Business owners have a basic understanding of bookkeeping and accounting. From there, you can introduce reports and dashboards which present financial data simply and intuitively.
Then it’s time to get into the actual planning with budgets and forecasts. This is where you start to tailor the what to the needs of the client. Think about using variance analysis, custom budgets, rolling forecasts, and future planning comparisons like scenarios, departments, and workforce.
Think of FP&A as a four-part cycle:
- 1. Build a plan based on the client’s needs and goals
- 2. Build reports that track progress towards these goals
- 3. Have a regular cadence of analyzing and reviewing
- 4. Roll-forward and adjust monthly, quarterly, or annually
FP&A isn’t about being right every time; it’s about learning and adjusting. The what is less important than the why. If you can explain why something went off track, you can adjust the plan. But an unexplained disruptor is a big problem.
Step 3: Leverage Technology to Standardize
To deliver an effective FP&A service, you need to move towards providing a service on top of the regular deliverables. This means more time building, analyzing, and meeting. Reduce the time spent on reporting and the chances of mistakes by using technology to automate the actuals and structure the data.
Work backward from your goal. Set a standard for your deliverables and then invest in what yields those results. This means defining how you’re bringing data in and the outputs that you’ll be providing and leveraging technology to bridge the two together.
Step 4: Pick Your First Potential Clients
Once you’re ready to launch your FP&A services, who do you roll it out to? The clients you should look to share a couple common traits.
For businesses focused on growth, FP&A helps them set a plan, measure results, and learn from their findings. They have goals they want to achieve. Planning helps them set those goals, the reports let them know if they were successful, and the analysis gives them the best odds of hitting them.
Another trait to look for is owner buy-in. They need to see the long-term strategy and benefit to be a good fit. FP&A is like a conversation, both parties need to be contributing to make it really work. If the owner is going to show up because they see the value, you’ll be able to do your best work.
Finally, they have to be committed to good data hygiene. When you’re trying to provide data-based forecasts and measure results, bad data makes your work meaningless. How can you provide advice on their future if you don’t even know their past?
Step 5: Staff For the First Phase
Having a key stakeholder is essential. This will be the person who heads the FP&A initiative and is accountable for the results.
The executing roles in FP&A are the expert and analyst. The expert is your go-to for best practices on financial models while the analyst updates, maintains, and produces reports using the models.
For supporting roles, a technical person will be responsible for the technology you use to provide your services. They’ll manage the software and tools you use and keep them operating. Sales works on onboarding new clients for your FP&A services.
When you’re ready to expand, consider adding a marketing team to speed up your lead generation.
Step 6: Package and Price Your Services
First, figure out if you’re going to do hourly billing or subscription pricing for your services.

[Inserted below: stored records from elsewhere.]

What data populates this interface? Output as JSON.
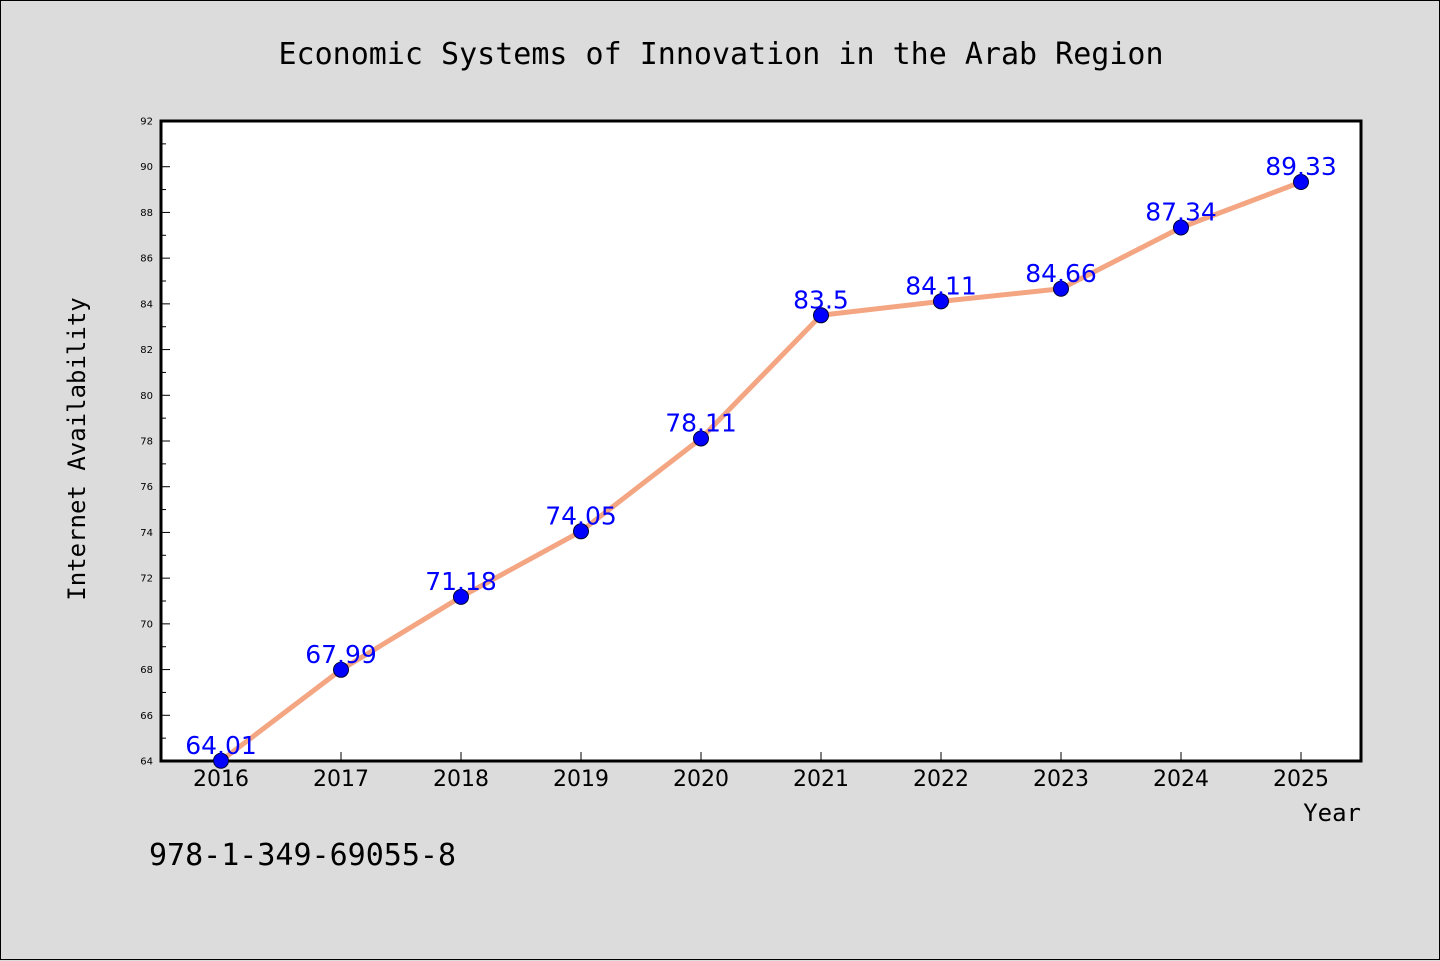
{
  "chart_data": {
    "type": "line",
    "title": "Economic Systems of Innovation in the Arab Region",
    "xlabel": "Year",
    "ylabel": "Internet Availability",
    "categories": [
      "2016",
      "2017",
      "2018",
      "2019",
      "2020",
      "2021",
      "2022",
      "2023",
      "2024",
      "2025"
    ],
    "series": [
      {
        "values": [
          64.01,
          67.99,
          71.18,
          74.05,
          78.11,
          83.5,
          84.11,
          84.66,
          87.34,
          89.33
        ],
        "color": "#f4a582",
        "marker_color": "#0000ff"
      }
    ],
    "data_labels": [
      "64.01",
      "67.99",
      "71.18",
      "74.05",
      "78.11",
      "83.5",
      "84.11",
      "84.66",
      "87.34",
      "89.33"
    ],
    "ylim": [
      64,
      92
    ],
    "yticks": [
      "64",
      "66",
      "68",
      "70",
      "72",
      "74",
      "76",
      "78",
      "80",
      "82",
      "84",
      "86",
      "88",
      "90",
      "92"
    ],
    "grid": false,
    "legend": "none",
    "data_label_color": "#0000ff"
  },
  "footer": {
    "isbn": "978-1-349-69055-8"
  }
}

Subscription billing is easy to budget for and rewards your efficiency. If you can do the same quality of work quicker, you’re still paid the same amount. Hourly billing is much harder to plan for, and scope creep becomes a real problem.
Have clearly set deliverables to keep client expectations in check. If you go the subscription pricing route, consider offering different bundles with additional deliverables in each. This makes your services fit a wider range of clients.
In the first phase, you should always be evaluating your prices. Are you overextending yourself and juggling too many things? Consider upping your prices. Not enough new clients? Your prices might be too high. You probably won’t have perfect pricing right away, but you’ll find the sweet spot with time.